341 Monday musings: As the butterfly mourns
The butterfly was forlorn as she looked around. She was to go her usual garden visits tomorrow again, the last few times she would go there this season, for spring was coming to an end - and she was dreading the prospect of it. She has been visiting gardens all her life. She had come to know every tree, every shrub and every flower in the gardens she had been visiting. The trees, shrubs and the flowers knew her back. Knowing takes effort, she realised. Knowing deeply takes deeper efforts. It is easy to be carried away by the pretence of knowing. You could just scratch the surface and delude yourself that you know the other. The butterfly had come to know of such charades in her short life. As she flew past all the known flowers once again she could breathe the familiarity in the air – that familiarity which makes the onus of such flights easy. Today was different. There was more dread than joy in her wings. She knew all this familiarity was coming to an end – for the next spring will bring new blooms, new fragrance, may be better, but still not the old. The prospect of better is not half as good as the familiar.
The butterfly would hop from one flower to the next going through romanticism of her companionship and the exhilaration of creating the nectar of love between the two. What could be more sweet in the world than this routine. She thought of herself as the luckiest. It was years the butterfly going through these motions whose end result was always sweet. She wondered if the process itself was becoming jaded even though the nectar at the result of it still remained sweet. She thought to herself how things changed. It was not long ago when the outcome was more important to her – she would fret and fume if the nectar at the end of the day did not measure up to her expectations. The new gardens and new flowers and new flights almost paled into insignificance in comparison to the promise of the nectar. Here she was after all those years wondering if the nectar was indeed as important as she had always thought or were the gardens and the flowers and her flights even more important. The burden of her ambivalence on this remained heavy on her soul.
The flowers still bloomed and the nectar still happened and the garden still swayed in the morning breeze. The seasons changed and every time new flowers bloomed as they were destined to and old ones withered away when their time was up. She was used to this or least she thought so. Earlier she would not even notice it. She took it in her stride because she thought that was how it has always been and that is how it will always be. There is great comfort in our ability to explain things saying that ‘it has always been like that’ - as if the pain and anguish will go away just because we can give the pain a name, a description. This morning she knew she was beginning to recognise that the withering of the flowers and the changing of the season was not something she was able to ignore anymore without a tiny voice mourning for it.
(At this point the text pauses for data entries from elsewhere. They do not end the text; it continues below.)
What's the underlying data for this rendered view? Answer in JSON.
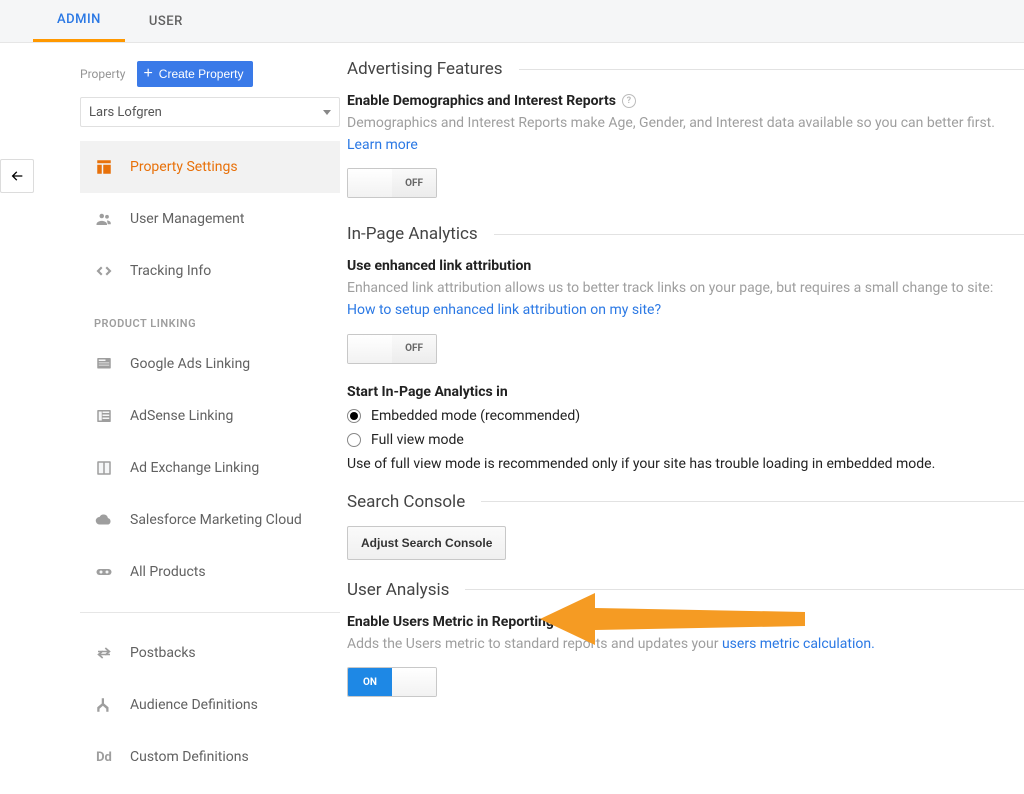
{
  "tabs": {
    "admin": "ADMIN",
    "user": "USER"
  },
  "sidebar": {
    "property_label": "Property",
    "create_btn": "Create Property",
    "selected_property": "Lars Lofgren",
    "items": {
      "settings": "Property Settings",
      "users": "User Management",
      "tracking": "Tracking Info",
      "linking_header": "PRODUCT LINKING",
      "ads": "Google Ads Linking",
      "adsense": "AdSense Linking",
      "adx": "Ad Exchange Linking",
      "sfmc": "Salesforce Marketing Cloud",
      "all": "All Products",
      "postbacks": "Postbacks",
      "audience": "Audience Definitions",
      "custom": "Custom Definitions"
    }
  },
  "sections": {
    "adv": {
      "title": "Advertising Features",
      "demo_label": "Enable Demographics and Interest Reports",
      "demo_desc": "Demographics and Interest Reports make Age, Gender, and Interest data available so you can better first. ",
      "learn_more": "Learn more",
      "off": "OFF"
    },
    "inpage": {
      "title": "In-Page Analytics",
      "ela_label": "Use enhanced link attribution",
      "ela_desc": "Enhanced link attribution allows us to better track links on your page, but requires a small change to site: ",
      "ela_link": "How to setup enhanced link attribution on my site?",
      "off": "OFF",
      "start_label": "Start In-Page Analytics in",
      "opt_embedded": "Embedded mode (recommended)",
      "opt_full": "Full view mode",
      "note": "Use of full view mode is recommended only if your site has trouble loading in embedded mode."
    },
    "sc": {
      "title": "Search Console",
      "btn": "Adjust Search Console"
    },
    "ua": {
      "title": "User Analysis",
      "label": "Enable Users Metric in Reporting",
      "desc": "Adds the Users metric to standard reports and updates your ",
      "link": "users metric calculation.",
      "on": "ON"
    }
  }
}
Mourning was new to her. No one had taught her to mourn.
Today when she had left home she knew she had to sit on many flowers to make the day worth the flight. Nothing was new - flowers were not new, neither was the garden, nor was the flight, neither the fact that this spring was coming to an end -but the feeling was. She could not place her finger on what that feeling was but she knew it for the way she felt it. The feeling rose through her heart, choked her and dragged the strength from her wings. She was dreading her flight because yet again she would go through the muddle of her feelings without recognising them and she had not yet developed the large heartedness to deal with a feeling she could not name. She knew from experience that naming the pain is the first step to dealing with it. It was always those feelings which cannot be ascertained and named properly which traumatises the most and longest. It did not matter if the name was wrong or the identification of that strand of feeling accurate – it just had to have a name. She had to name it even if she got the name wrong.
The butterfly flew past the gardens, sat on the flowers and went about doing what she was doing. The spring had one day less to its life. The butterfly knew it. The spring knew it. The flower knew it. They all pretended that spring will never end. No one had
told them that pretences that are shouldered to keep the painful hidden and away often pains the most.